Aunt Nora was my Grandma Lucas' sister-in-law. Both of them were widows. They were also good friends. Grandma Lucas lived upstairs from my family. In fact, the house in which we lived belonged to Grandma. It was not uncommon for me to walk upstairs to visit with Grandma and find her with Aunt Nora "chewing the fat," a term they commonly used to describe that they were talking at length about this 'n' that. I would just sit quietly and listen.
Occasionally I would stop at Aunt Nora's house on my way home from school. She welcomed me, offered a cookie and some milk, and we chewed the fat for awhile.
On the wall in her living room Aunt Nora kept a small square-framed photo of her daughter Mary, who, when just 5 years old, was hit and killed by a car. She had chased her ball out into the street without looking.
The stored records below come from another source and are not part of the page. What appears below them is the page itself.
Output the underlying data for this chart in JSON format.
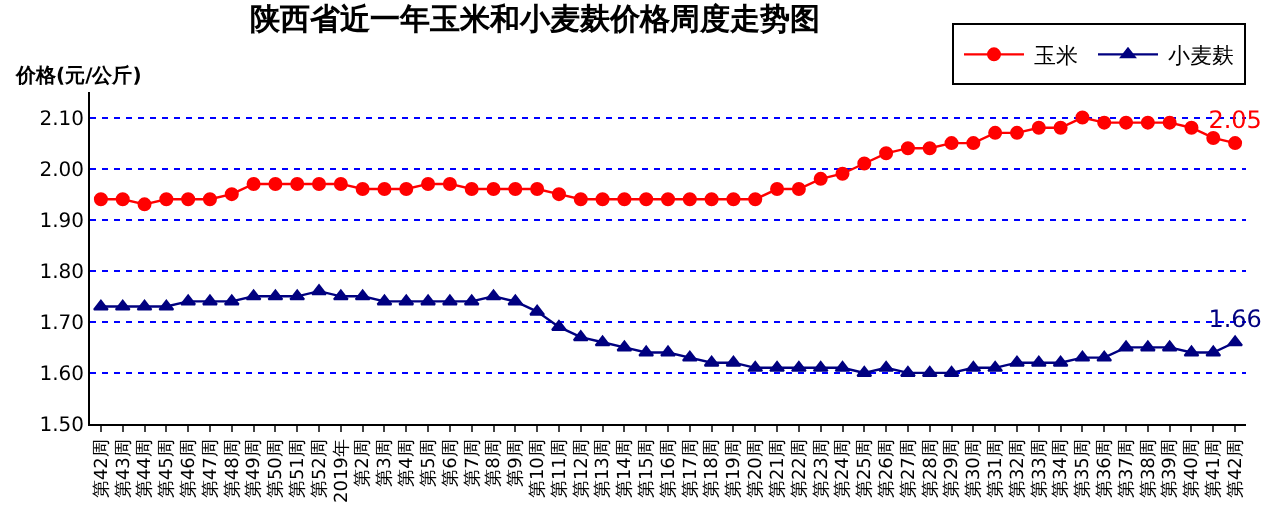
{
  "chart_data": {
    "type": "line",
    "title": "陕西省近一年玉米和小麦麸价格周度走势图",
    "ylabel": "价格(元/公斤)",
    "categories": [
      "第42周",
      "第43周",
      "第44周",
      "第45周",
      "第46周",
      "第47周",
      "第48周",
      "第49周",
      "第50周",
      "第51周",
      "第52周",
      "2019年",
      "第2周",
      "第3周",
      "第4周",
      "第5周",
      "第6周",
      "第7周",
      "第8周",
      "第9周",
      "第10周",
      "第11周",
      "第12周",
      "第13周",
      "第14周",
      "第15周",
      "第16周",
      "第17周",
      "第18周",
      "第19周",
      "第20周",
      "第21周",
      "第22周",
      "第23周",
      "第24周",
      "第25周",
      "第26周",
      "第27周",
      "第28周",
      "第29周",
      "第30周",
      "第31周",
      "第32周",
      "第33周",
      "第34周",
      "第35周",
      "第36周",
      "第37周",
      "第38周",
      "第39周",
      "第40周",
      "第41周",
      "第42周"
    ],
    "series": [
      {
        "name": "玉米",
        "color": "#ff0000",
        "marker": "circle",
        "values": [
          1.94,
          1.94,
          1.93,
          1.94,
          1.94,
          1.94,
          1.95,
          1.97,
          1.97,
          1.97,
          1.97,
          1.97,
          1.96,
          1.96,
          1.96,
          1.97,
          1.97,
          1.96,
          1.96,
          1.96,
          1.96,
          1.95,
          1.94,
          1.94,
          1.94,
          1.94,
          1.94,
          1.94,
          1.94,
          1.94,
          1.94,
          1.96,
          1.96,
          1.98,
          1.99,
          2.01,
          2.03,
          2.04,
          2.04,
          2.05,
          2.05,
          2.07,
          2.07,
          2.08,
          2.08,
          2.1,
          2.09,
          2.09,
          2.09,
          2.09,
          2.08,
          2.06,
          2.05
        ],
        "value_labels": [
          null,
          null,
          null,
          null,
          null,
          null,
          null,
          null,
          null,
          null,
          null,
          null,
          null,
          null,
          null,
          null,
          null,
          null,
          null,
          null,
          null,
          null,
          null,
          null,
          null,
          null,
          null,
          null,
          null,
          null,
          null,
          null,
          null,
          null,
          null,
          null,
          null,
          null,
          null,
          null,
          null,
          null,
          null,
          null,
          null,
          null,
          null,
          null,
          null,
          null,
          null,
          null,
          "2.05"
        ]
      },
      {
        "name": "小麦麸",
        "color": "#000080",
        "marker": "triangle",
        "values": [
          1.73,
          1.73,
          1.73,
          1.73,
          1.74,
          1.74,
          1.74,
          1.75,
          1.75,
          1.75,
          1.76,
          1.75,
          1.75,
          1.74,
          1.74,
          1.74,
          1.74,
          1.74,
          1.75,
          1.74,
          1.72,
          1.69,
          1.67,
          1.66,
          1.65,
          1.64,
          1.64,
          1.63,
          1.62,
          1.62,
          1.61,
          1.61,
          1.61,
          1.61,
          1.61,
          1.6,
          1.61,
          1.6,
          1.6,
          1.6,
          1.61,
          1.61,
          1.62,
          1.62,
          1.62,
          1.63,
          1.63,
          1.65,
          1.65,
          1.65,
          1.64,
          1.64,
          1.66
        ],
        "value_labels": [
          null,
          null,
          null,
          null,
          null,
          null,
          null,
          null,
          null,
          null,
          null,
          null,
          null,
          null,
          null,
          null,
          null,
          null,
          null,
          null,
          null,
          null,
          null,
          null,
          null,
          null,
          null,
          null,
          null,
          null,
          null,
          null,
          null,
          null,
          null,
          null,
          null,
          null,
          null,
          null,
          null,
          null,
          null,
          null,
          null,
          null,
          null,
          null,
          null,
          null,
          null,
          null,
          "1.66"
        ]
      }
    ],
    "ylim": [
      1.5,
      2.15
    ],
    "yticks": [
      {
        "value": 1.5,
        "label": "1.50"
      },
      {
        "value": 1.6,
        "label": "1.60"
      },
      {
        "value": 1.7,
        "label": "1.70"
      },
      {
        "value": 1.8,
        "label": "1.80"
      },
      {
        "value": 1.9,
        "label": "1.90"
      },
      {
        "value": 2.0,
        "label": "2.00"
      },
      {
        "value": 2.1,
        "label": "2.10"
      }
    ],
    "grid": "y",
    "legend": "top right",
    "line_style": "solid"
  }
}
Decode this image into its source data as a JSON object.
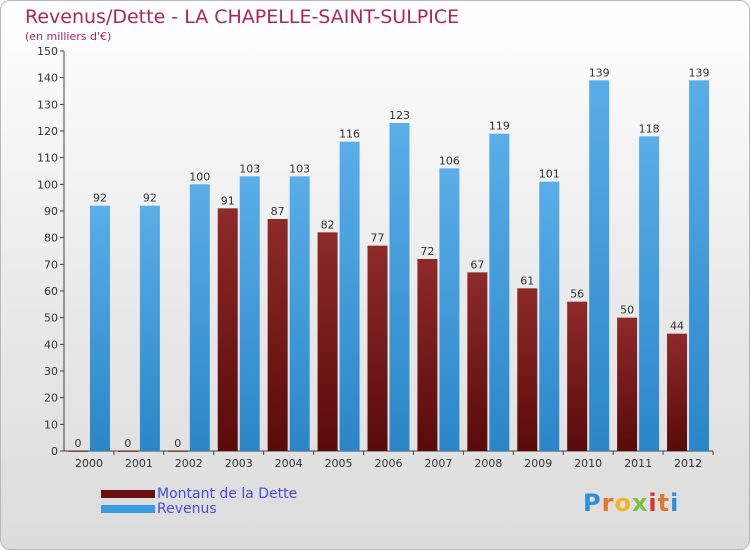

When I stared at the sepia-colored photo, which showed just the head and shoulders of Mary, it reminded me to be careful and to look both ways before crossing the street.
Although the incident had happened decades before I was born, I asked Aunt Nora if she missed Mary, and did she feel sad. I no longer remember exactly what she said, but I sensed that keeping that little photo in a prominent place was a comfort to her. I also learned that people in Aunt Nora's generation had an attitude that I'll call resignation or acceptance when it came to suffering and disappointment. They were able to tolerate life's hardships with dignity and carry on.
Maybe the way they were able to do this was by spending time "chewing the fat" with their friends and loved ones.
I found this old family photo with Aunt Nora in the center. On the right is my Aunt Pat Lucas. I don't recognize the woman on the left. My best guess, judging from the cards in the background, is that this was taken at Christmas time a long time ago, probably when I was a baby or before I was born. I think it is Aunt Nora's house, because I don't think she would be wearing an apron if she were a guest at someone else's home.